Comparing query methods to display rows as columns

enter image description here

We often have a task at work when we need data from a database table in a way that some values are not displayed in rows, but being next to each other. In other words, rotating rows into columns. Depending on the particular task, I always try to use the simpliest way to do it.

Let me show three methods by means of which I have coped with this so far.

To present some examples, I created a simple table that contains the population data of three cities from 2010 to 2014.
Usually we have IDs, but for the sake of simplicity let’s ignore them now.

Please find the table creation script here:

create table city_populations (
     city       varchar2(30)
    ,year       number(4)
    ,population number(10)
);

insert into city_populations
select 'MADRID', 2010, 2900000   from dual union all
select 'MADRID', 2011, 2910000   from dual union all
select 'MADRID', 2012, 2920000   from dual union all
select 'MADRID', 2013, 2930000   from dual union all
select 'MADRID', 2014, 2940000   from dual union all

select 'BUDAPEST', 2010, 2000000   from dual union all
select 'BUDAPEST', 2011, 1980000   from dual union all
select 'BUDAPEST', 2012, 1975000   from dual union all
select 'BUDAPEST', 2013, 1900000   from dual union all
select 'BUDAPEST', 2014, 1890000   from dual union all

select 'LONDON', 2010, 6000000   from dual union all
select 'LONDON', 2011, 6100000   from dual union all
select 'LONDON', 2012, 6500000   from dual union all
select 'LONDON', 2013, 6850000   from dual union all
select 'LONDON', 2014, 7000000   from dual;

commit;
/

Let’s check what we have in the table:

select * from city_populations;

Result, only for two-two years:

|CITY            |     YEAR| POPULATION|
|----------------|---------|-----------|
|BUDAPEST        |     2010|    2000000|
|BUDAPEST        |     2011|    1980000|
|...             |         |           |
|LONDON          |     2010|    6000000|
|LONDON          |     2011|    6100000|
|...             |         |           |
|MADRID          |     2010|    2900000|
|MADRID          |     2011|    2910000|
|...             |         |           |

Now that we have the table in place, our task is to display the population data from 2010 to 2014 (or any interval we want) next to the city name. Something like the following:

|CITY       |    2010|    2011|    2012|    2013|    2014|
|-----------|--------|--------|--------|--------|--------|
|MADRID     | 2900000| 2910000| 2920000| 2930000| 2940000|

Method 1 - Pivot table

I really like to use pivot tables in Oracle, it is quite easy to produce a spectecular result.

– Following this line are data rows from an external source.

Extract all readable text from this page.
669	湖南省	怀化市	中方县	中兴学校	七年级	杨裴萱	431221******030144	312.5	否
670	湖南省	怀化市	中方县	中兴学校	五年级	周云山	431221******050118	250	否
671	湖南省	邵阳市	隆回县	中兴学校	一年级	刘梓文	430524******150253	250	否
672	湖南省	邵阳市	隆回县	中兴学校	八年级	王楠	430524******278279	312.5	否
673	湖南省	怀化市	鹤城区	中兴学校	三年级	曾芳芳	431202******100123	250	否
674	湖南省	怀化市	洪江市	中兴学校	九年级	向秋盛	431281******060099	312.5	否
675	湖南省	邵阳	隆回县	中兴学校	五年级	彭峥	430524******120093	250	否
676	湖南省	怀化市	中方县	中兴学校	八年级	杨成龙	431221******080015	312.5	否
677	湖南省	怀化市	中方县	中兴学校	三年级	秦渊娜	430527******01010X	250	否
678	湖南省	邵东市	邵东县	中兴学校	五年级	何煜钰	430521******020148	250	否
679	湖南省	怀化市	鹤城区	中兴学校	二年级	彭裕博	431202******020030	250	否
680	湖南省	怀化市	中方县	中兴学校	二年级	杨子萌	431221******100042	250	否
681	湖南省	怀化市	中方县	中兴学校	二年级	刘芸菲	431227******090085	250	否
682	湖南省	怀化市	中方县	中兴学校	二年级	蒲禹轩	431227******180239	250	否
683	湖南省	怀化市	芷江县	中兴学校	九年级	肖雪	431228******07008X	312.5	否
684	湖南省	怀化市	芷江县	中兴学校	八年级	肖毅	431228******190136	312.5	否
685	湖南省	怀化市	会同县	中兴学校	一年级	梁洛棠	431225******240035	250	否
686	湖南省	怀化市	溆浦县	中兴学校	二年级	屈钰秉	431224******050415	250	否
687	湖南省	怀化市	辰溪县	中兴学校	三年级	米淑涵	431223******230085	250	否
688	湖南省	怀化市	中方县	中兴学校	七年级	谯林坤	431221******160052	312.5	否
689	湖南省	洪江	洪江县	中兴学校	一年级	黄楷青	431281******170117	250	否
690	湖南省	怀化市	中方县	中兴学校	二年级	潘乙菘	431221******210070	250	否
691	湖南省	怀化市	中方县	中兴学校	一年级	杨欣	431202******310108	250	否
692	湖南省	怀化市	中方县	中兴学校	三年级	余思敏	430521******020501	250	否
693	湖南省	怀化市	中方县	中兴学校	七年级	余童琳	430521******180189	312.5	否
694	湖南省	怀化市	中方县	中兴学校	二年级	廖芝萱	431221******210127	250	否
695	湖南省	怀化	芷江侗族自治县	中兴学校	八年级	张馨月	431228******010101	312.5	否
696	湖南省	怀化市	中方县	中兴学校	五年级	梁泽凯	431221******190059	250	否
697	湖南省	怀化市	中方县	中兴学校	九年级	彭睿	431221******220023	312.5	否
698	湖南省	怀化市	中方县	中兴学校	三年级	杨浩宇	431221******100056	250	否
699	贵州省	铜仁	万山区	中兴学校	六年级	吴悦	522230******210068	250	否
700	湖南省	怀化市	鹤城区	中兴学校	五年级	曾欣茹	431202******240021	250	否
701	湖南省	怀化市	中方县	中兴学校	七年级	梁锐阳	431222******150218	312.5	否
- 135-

Let’s have a look at the example below:

select * from city_populations
pivot (
    min(population) for year in 
           (2010, 2011, 2012, 2013, 2014)
)
order by city;

As you can see, we can specify the parameters in the pivot clause.

  • min(population): this is the value (column) that we want to rotate from rows into columns. This has to be an aggregate function such as min, max, sum, count or avg. If there is only one value without the need to aggregate - like in our case -, then usually I just put min().
  • for year in (2010, ..., 2014): by this we specify the column headers. We want the year values in parenthesis to be the column headers and then for each city we display the population data in one row for all years.

Result:

|CITY        |    2010|    2011|    2012|    2013|    2014|
|------------|--------|--------|--------|--------|--------|
|BUDAPEST    | 2000000| 1980000| 1975000| 1900000| 1890000|
|LONDON      | 6000000| 6100000| 6500000| 6850000| 7000000|
|MADRID      | 2900000| 2910000| 2920000| 2930000| 2940000|

I must admit that there is something I don’t like and I hope Oracle will solve in the near future: it is not really possible to use a subquery in the in clause, hence we have to provide all required values.
As far as I know, it is possible to use a subquery in a pivot xml() clause, but I have never had much success with it. If we use our query in a package or a script, we might have an easier job to define column header values by using variables that we can interpolate into a query.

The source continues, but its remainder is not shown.